Eine ärztliche Beratung, Nummer 1 im Gebührenverzeichnis der GOÄ, ist mit 80 Punkten bewertet. Multipliziert mit dem Punktwert von 5,82873 Cent ergibt das einen einfachen Gebührensatz von 4,66 € (§ 5 Abs. 1 GOÄ). Auf der Rechnung stehen beim 2,3fachen Satz 10,72 €, beim 3,5fachen 16,32 €.
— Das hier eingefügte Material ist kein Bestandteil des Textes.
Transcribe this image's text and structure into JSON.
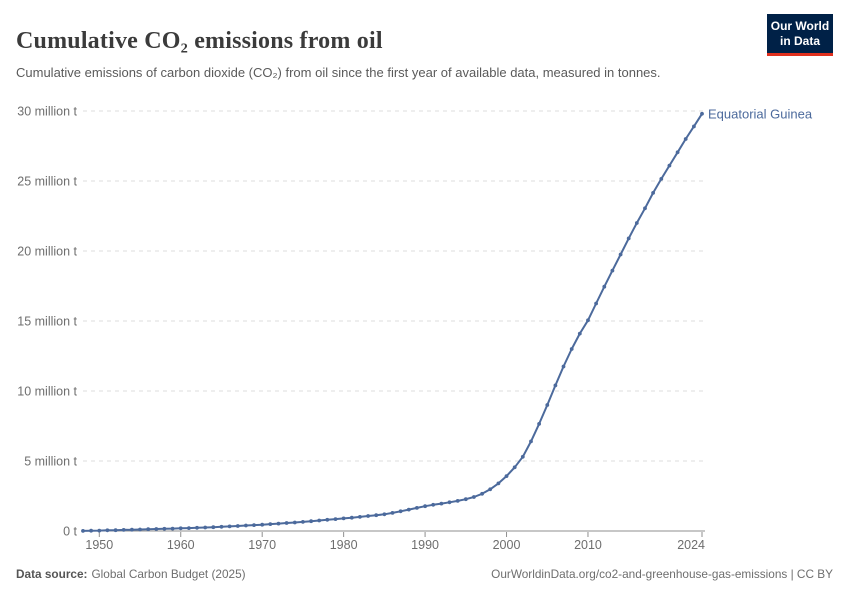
{
  "header": {
    "title": "Cumulative CO₂ emissions from oil",
    "subtitle": "Cumulative emissions of carbon dioxide (CO₂) from oil since the first year of available data, measured in tonnes.",
    "logo": {
      "line1": "Our World",
      "line2": "in Data"
    }
  },
  "footer": {
    "datasource_label": "Data source:",
    "datasource_value": "Global Carbon Budget (2025)",
    "citation": "OurWorldinData.org/co2-and-greenhouse-gas-emissions | CC BY"
  },
  "colors": {
    "series_blue": "#4C6A9C",
    "logo_navy": "#002147",
    "logo_red": "#e0301e",
    "gridline": "#dcdcdc",
    "axis": "#8f8f8f",
    "tick_label": "#6e6e6e"
  },
  "chart_data": {
    "type": "line",
    "title": "Cumulative CO₂ emissions from oil",
    "entity": "Equatorial Guinea",
    "unit": "tonnes",
    "color": "#4C6A9C",
    "grid": true,
    "legend_position": "end-of-line-label",
    "xlim": [
      1948,
      2024
    ],
    "ylim": [
      0,
      30
    ],
    "xticks": [
      1950,
      1960,
      1970,
      1980,
      1990,
      2000,
      2010,
      2024
    ],
    "ytick_values": [
      0,
      5,
      10,
      15,
      20,
      25,
      30
    ],
    "ytick_labels": [
      "0 t",
      "5 million t",
      "10 million t",
      "15 million t",
      "20 million t",
      "25 million t",
      "30 million t"
    ],
    "x": [
      1948,
      1949,
      1950,
      1951,
      1952,
      1953,
      1954,
      1955,
      1956,
      1957,
      1958,
      1959,
      1960,
      1961,
      1962,
      1963,
      1964,
      1965,
      1966,
      1967,
      1968,
      1969,
      1970,
      1971,
      1972,
      1973,
      1974,
      1975,
      1976,
      1977,
      1978,
      1979,
      1980,
      1981,
      1982,
      1983,
      1984,
      1985,
      1986,
      1987,
      1988,
      1989,
      1990,
      1991,
      1992,
      1993,
      1994,
      1995,
      1996,
      1997,
      1998,
      1999,
      2000,
      2001,
      2002,
      2003,
      2004,
      2005,
      2006,
      2007,
      2008,
      2009,
      2010,
      2011,
      2012,
      2013,
      2014,
      2015,
      2016,
      2017,
      2018,
      2019,
      2020,
      2021,
      2022,
      2023,
      2024
    ],
    "values_million_t": [
      0.01,
      0.02,
      0.03,
      0.05,
      0.06,
      0.08,
      0.09,
      0.11,
      0.13,
      0.14,
      0.16,
      0.17,
      0.19,
      0.21,
      0.23,
      0.25,
      0.27,
      0.3,
      0.33,
      0.36,
      0.39,
      0.42,
      0.45,
      0.49,
      0.53,
      0.57,
      0.61,
      0.65,
      0.7,
      0.75,
      0.8,
      0.85,
      0.9,
      0.95,
      1.01,
      1.07,
      1.13,
      1.19,
      1.29,
      1.41,
      1.53,
      1.65,
      1.77,
      1.87,
      1.96,
      2.05,
      2.15,
      2.27,
      2.43,
      2.66,
      2.98,
      3.4,
      3.92,
      4.55,
      5.3,
      6.4,
      7.65,
      9.0,
      10.4,
      11.75,
      13.0,
      14.1,
      15.05,
      16.25,
      17.45,
      18.6,
      19.75,
      20.9,
      22.0,
      23.05,
      24.15,
      25.15,
      26.1,
      27.05,
      28.0,
      28.9,
      29.8
    ]
  }
}
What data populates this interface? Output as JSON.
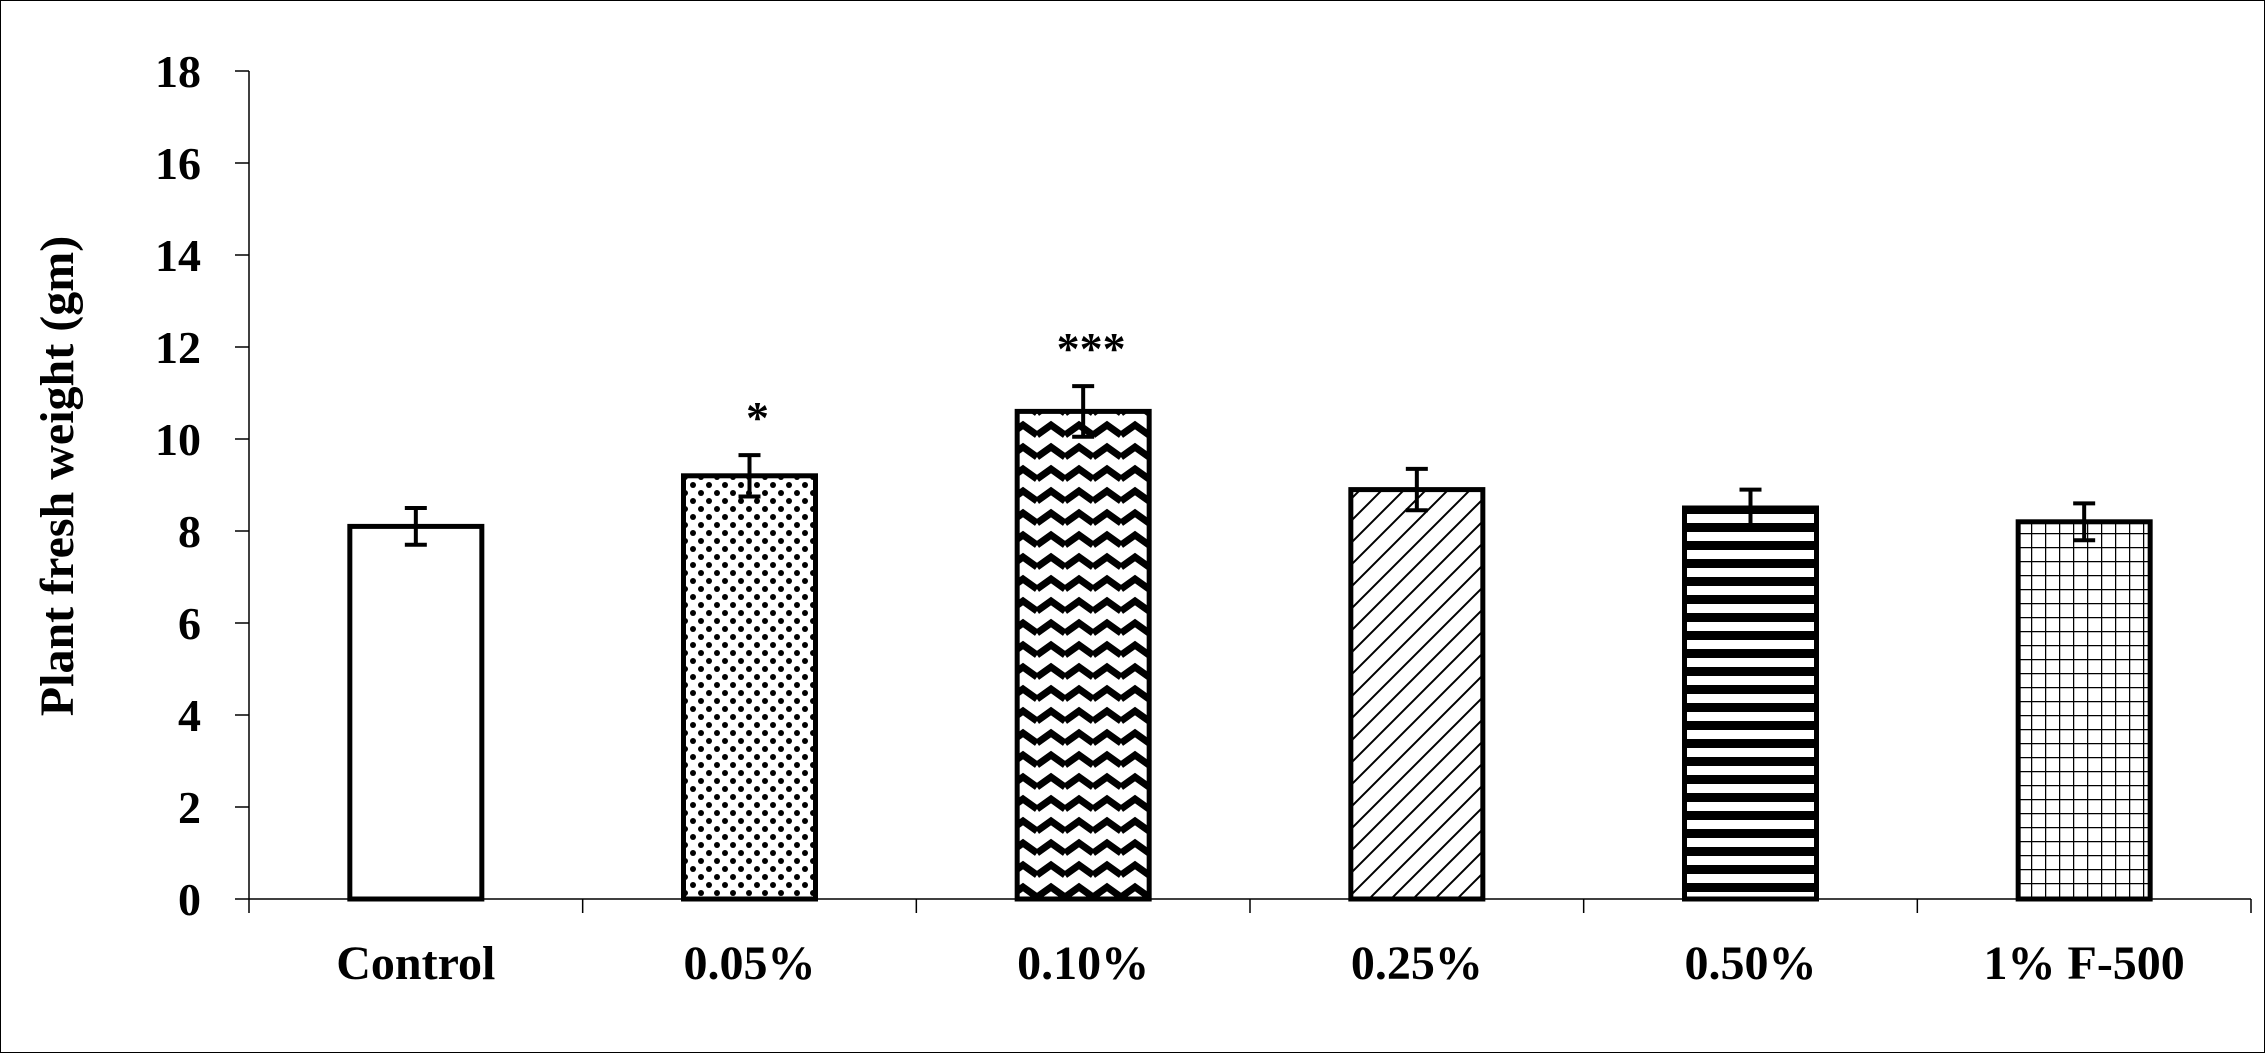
{
  "chart_data": {
    "type": "bar",
    "title": "",
    "xlabel": "",
    "ylabel": "Plant fresh weight (gm)",
    "ylim": [
      0,
      18
    ],
    "yticks": [
      0,
      2,
      4,
      6,
      8,
      10,
      12,
      14,
      16,
      18
    ],
    "grid": false,
    "categories": [
      "Control",
      "0.05%",
      "0.10%",
      "0.25%",
      "0.50%",
      "1% F-500"
    ],
    "values": [
      8.1,
      9.2,
      10.6,
      8.9,
      8.5,
      8.2
    ],
    "errors": [
      0.4,
      0.45,
      0.55,
      0.45,
      0.4,
      0.4
    ],
    "annotations": [
      "",
      "*",
      "***",
      "",
      "",
      ""
    ],
    "patterns": [
      "none",
      "dots",
      "zigzag",
      "diagonal",
      "horizontal",
      "grid"
    ],
    "bar_fill": "#ffffff",
    "bar_edge": "#000000"
  }
}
Den Satz bestimmt der Arzt nach billigem Ermessen, abhängig von Schwierigkeit und Zeitaufwand der Leistung und den Umständen der Ausführung (§ 5 Abs. 2 GOÄ). Welcher Rahmen gilt, hängt von der Art der Leistung ab (§ 5 Abs. 1, 3 und 4 GOÄ).
| Leistungen | Rahmen | Schwellenwert |
|---|---|---|
| die meisten ärztlichen Leistungen | 1,0 bis 3,5 | 2,3 |
| Abschnitte A, E und O, unter anderem physikalische Medizin und Strahlendiagnostik | 1,0 bis 2,5 | 1,8 |
| Laboruntersuchungen (Abschnitt M) und Nummer 437 | 1,0 bis 1,3 | 1,15 |
Über dem Schwellenwert
Bis zum Schwellenwert braucht der Arzt keine schriftliche Begründung. Darüber darf er nur gehen, wenn Besonderheiten bei Schwierigkeit, Zeitaufwand oder den Umständen der Ausführung das rechtfertigen (§ 5 Abs. 2 Satz 4 GOÄ). Die Begründung muss er schriftlich geben, bezogen auf die einzelne Leistung und für Sie verständlich und nachvollziehbar. Auf Verlangen muss er sie näher erläutern (§ 12 Abs. 3 GOÄ). Reicht Ihrem Versicherer die Begründung nicht, können Sie beim Arzt also eine genauere Erläuterung anfordern.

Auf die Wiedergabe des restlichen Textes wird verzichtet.